Risks in social bonds

Insights Newsletter
5 June, 2015

Social bonds have caused quite a stir in the media this week. The model has attracted a deluge of negative feedback. Some of the criticism is warranted. Other concerns, however, can be effectively dealt with through careful contracting and design.
 
The government has announced the first social bonds pilot, which will focus on delivering employment services to people with mental health conditions.
 
Some have argued that social bonds are an internationally unproven model. It is true, social bonds are a new concept, not just in New Zealand, but around the world.
 
But it is a bit perplexing that social bonds have received such publicity when the Government is trying many different policy experiments in social development. Examples include Whanau Ora, Children’s Teams, Social Sector Trials, and Better Public Services targets. The social bonds model is just one of many.
 
Critics argue that the private sector would simply cherry-pick their clients who would most likely trigger a pay-out; that they would choose to take on the easiest cases (and reject the hardest cases) in order to make a profit.
 
Fewer people have pointed out the converse: that the government has an incentive to pass on their hardest cases to the social bonds programme, to avoid making a pay-out.
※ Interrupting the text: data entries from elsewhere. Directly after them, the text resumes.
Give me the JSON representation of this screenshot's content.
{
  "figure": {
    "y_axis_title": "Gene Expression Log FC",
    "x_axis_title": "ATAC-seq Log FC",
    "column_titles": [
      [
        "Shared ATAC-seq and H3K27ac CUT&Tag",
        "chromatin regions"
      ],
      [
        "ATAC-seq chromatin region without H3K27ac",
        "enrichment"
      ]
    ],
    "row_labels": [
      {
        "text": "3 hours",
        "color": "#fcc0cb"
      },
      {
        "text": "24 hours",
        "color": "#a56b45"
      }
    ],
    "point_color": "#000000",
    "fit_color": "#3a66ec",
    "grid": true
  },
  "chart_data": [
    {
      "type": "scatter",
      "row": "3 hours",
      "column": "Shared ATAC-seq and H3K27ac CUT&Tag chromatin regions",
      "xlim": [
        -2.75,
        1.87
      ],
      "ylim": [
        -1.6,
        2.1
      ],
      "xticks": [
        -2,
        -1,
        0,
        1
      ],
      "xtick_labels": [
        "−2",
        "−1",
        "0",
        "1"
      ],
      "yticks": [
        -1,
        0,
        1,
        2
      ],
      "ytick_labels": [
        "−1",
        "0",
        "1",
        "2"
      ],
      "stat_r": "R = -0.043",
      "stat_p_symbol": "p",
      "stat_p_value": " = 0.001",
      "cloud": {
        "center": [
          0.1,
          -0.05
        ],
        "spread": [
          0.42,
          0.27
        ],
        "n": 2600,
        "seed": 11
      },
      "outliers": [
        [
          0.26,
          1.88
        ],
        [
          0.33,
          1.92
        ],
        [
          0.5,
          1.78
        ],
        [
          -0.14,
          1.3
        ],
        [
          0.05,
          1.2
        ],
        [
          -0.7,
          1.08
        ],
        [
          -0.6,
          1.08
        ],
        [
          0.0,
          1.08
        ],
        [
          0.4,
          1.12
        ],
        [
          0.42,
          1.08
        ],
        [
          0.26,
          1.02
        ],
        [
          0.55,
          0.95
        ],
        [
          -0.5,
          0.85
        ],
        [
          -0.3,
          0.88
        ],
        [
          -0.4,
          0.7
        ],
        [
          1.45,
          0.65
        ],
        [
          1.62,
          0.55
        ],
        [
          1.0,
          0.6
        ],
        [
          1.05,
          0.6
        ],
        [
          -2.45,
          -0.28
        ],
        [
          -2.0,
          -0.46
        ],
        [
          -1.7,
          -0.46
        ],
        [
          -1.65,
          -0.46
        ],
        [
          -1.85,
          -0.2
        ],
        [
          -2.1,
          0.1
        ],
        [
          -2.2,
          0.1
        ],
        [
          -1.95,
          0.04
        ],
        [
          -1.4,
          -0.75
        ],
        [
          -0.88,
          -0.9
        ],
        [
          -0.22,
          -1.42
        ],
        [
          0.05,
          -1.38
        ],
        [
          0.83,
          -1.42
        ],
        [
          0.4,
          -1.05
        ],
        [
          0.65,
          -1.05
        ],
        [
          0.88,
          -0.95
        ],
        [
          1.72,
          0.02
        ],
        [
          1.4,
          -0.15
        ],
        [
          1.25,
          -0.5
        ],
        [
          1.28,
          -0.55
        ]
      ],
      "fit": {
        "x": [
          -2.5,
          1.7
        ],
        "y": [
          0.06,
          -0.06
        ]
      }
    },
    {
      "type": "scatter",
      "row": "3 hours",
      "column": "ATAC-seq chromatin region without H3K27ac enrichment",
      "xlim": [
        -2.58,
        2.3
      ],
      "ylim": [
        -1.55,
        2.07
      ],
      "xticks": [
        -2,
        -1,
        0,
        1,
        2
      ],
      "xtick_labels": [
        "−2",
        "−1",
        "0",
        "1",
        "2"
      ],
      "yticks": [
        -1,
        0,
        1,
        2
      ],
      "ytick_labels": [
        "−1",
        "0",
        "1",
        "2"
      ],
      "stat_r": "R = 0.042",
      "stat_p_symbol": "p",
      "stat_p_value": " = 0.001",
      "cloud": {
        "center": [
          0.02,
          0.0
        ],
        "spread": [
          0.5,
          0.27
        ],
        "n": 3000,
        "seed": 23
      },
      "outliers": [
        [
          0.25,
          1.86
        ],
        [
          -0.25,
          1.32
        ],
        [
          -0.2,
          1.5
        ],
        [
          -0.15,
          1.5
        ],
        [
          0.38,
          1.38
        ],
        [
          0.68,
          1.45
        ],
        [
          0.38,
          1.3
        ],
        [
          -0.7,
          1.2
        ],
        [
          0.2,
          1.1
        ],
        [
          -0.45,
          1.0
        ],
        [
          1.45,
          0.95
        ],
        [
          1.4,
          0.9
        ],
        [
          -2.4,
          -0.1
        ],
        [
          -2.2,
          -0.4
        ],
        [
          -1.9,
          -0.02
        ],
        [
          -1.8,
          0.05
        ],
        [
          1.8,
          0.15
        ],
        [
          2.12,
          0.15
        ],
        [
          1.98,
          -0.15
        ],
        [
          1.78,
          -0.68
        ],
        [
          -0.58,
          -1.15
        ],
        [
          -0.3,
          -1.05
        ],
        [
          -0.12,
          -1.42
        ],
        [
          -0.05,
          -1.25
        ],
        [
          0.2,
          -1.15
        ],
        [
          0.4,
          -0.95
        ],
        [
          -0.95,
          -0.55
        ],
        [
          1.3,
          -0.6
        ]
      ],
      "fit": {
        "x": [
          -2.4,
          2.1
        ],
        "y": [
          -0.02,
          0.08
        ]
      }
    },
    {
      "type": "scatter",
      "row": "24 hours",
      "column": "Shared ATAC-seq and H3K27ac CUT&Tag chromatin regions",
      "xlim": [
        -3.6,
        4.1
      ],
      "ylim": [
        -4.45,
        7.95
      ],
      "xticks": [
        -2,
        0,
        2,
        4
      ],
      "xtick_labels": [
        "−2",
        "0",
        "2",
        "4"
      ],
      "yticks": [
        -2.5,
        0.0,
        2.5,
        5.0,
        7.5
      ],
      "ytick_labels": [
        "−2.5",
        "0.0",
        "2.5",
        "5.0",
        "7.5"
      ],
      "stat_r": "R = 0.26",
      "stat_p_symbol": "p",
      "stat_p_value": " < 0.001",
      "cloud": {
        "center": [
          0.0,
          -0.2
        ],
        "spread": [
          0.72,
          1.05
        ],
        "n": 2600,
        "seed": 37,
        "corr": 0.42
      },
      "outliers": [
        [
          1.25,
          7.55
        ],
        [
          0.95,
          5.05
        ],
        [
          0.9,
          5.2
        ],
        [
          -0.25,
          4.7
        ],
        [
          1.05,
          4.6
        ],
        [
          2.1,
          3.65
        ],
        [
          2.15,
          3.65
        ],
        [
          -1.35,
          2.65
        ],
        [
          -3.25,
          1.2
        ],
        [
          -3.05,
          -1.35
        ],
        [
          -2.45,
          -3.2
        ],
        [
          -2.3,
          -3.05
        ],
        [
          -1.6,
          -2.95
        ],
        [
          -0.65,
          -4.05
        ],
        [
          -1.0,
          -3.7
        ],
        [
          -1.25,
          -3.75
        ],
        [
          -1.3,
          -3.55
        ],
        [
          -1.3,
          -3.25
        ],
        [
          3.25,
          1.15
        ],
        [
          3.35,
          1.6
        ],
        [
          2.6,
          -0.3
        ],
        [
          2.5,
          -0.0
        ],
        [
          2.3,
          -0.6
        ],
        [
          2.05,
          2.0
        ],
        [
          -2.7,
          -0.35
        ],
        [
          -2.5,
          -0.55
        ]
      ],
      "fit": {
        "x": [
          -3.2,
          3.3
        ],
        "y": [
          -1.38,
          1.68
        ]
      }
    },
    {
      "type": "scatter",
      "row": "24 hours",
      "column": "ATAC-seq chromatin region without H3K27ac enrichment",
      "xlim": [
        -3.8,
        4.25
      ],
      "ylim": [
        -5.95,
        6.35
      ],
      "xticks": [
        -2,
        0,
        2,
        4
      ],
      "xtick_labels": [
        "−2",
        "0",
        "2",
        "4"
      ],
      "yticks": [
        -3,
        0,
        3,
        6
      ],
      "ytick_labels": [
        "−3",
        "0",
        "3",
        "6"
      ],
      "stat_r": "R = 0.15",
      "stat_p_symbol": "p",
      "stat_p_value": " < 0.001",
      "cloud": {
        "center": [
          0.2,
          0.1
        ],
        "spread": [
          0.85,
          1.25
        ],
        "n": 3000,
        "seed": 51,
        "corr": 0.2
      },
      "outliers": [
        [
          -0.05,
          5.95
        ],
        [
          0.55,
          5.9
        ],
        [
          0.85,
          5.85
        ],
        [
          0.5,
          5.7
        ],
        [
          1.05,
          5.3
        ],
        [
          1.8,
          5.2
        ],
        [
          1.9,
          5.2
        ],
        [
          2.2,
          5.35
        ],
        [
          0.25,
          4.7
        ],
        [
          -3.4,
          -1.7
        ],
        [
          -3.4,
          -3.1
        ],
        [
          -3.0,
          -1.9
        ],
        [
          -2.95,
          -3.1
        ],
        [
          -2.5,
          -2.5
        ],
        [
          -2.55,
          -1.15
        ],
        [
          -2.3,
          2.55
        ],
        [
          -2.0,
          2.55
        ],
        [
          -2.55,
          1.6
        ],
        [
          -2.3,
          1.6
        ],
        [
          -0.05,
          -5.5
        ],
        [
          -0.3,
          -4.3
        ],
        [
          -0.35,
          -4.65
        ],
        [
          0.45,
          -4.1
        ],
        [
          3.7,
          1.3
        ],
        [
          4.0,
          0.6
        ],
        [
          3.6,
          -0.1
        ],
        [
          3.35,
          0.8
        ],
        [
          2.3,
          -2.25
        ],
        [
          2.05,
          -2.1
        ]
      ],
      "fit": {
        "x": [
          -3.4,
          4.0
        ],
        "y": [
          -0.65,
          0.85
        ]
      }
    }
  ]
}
Both are equally undesirable.
 
One method of dealing with this problem is to have willing participants enter a random lottery to be part of the social bonds programme. This would also mitigate the problem of self-selection bias in assessing whether the programme has worked.
 
Critics also highlight the risk of gaming: where people hit the target outcomes, but put their clients at risk. In other words, they meet the terms of the contract, but not its spirit. Again, careful contracting can target the intended outcome while monitoring for unintended consequences.
 
Both cherry-picking and gaming are concerns not just associated with social bonds, but most forms of performance-based contracting. Reassuringly, the government is already building expertise in this area.
 
The point of a pilot project, like the social bonds pilot, is to find out what works. As Eric Crampton mentioned above, this does not mean the government is experimenting on the mentally ill for profit.
 
As well as testing the model’s effectiveness, this pilot will offer rich lessons for future performance-based contracts, the collection of evidence-based outcomes, and alternative programmes to the status quo.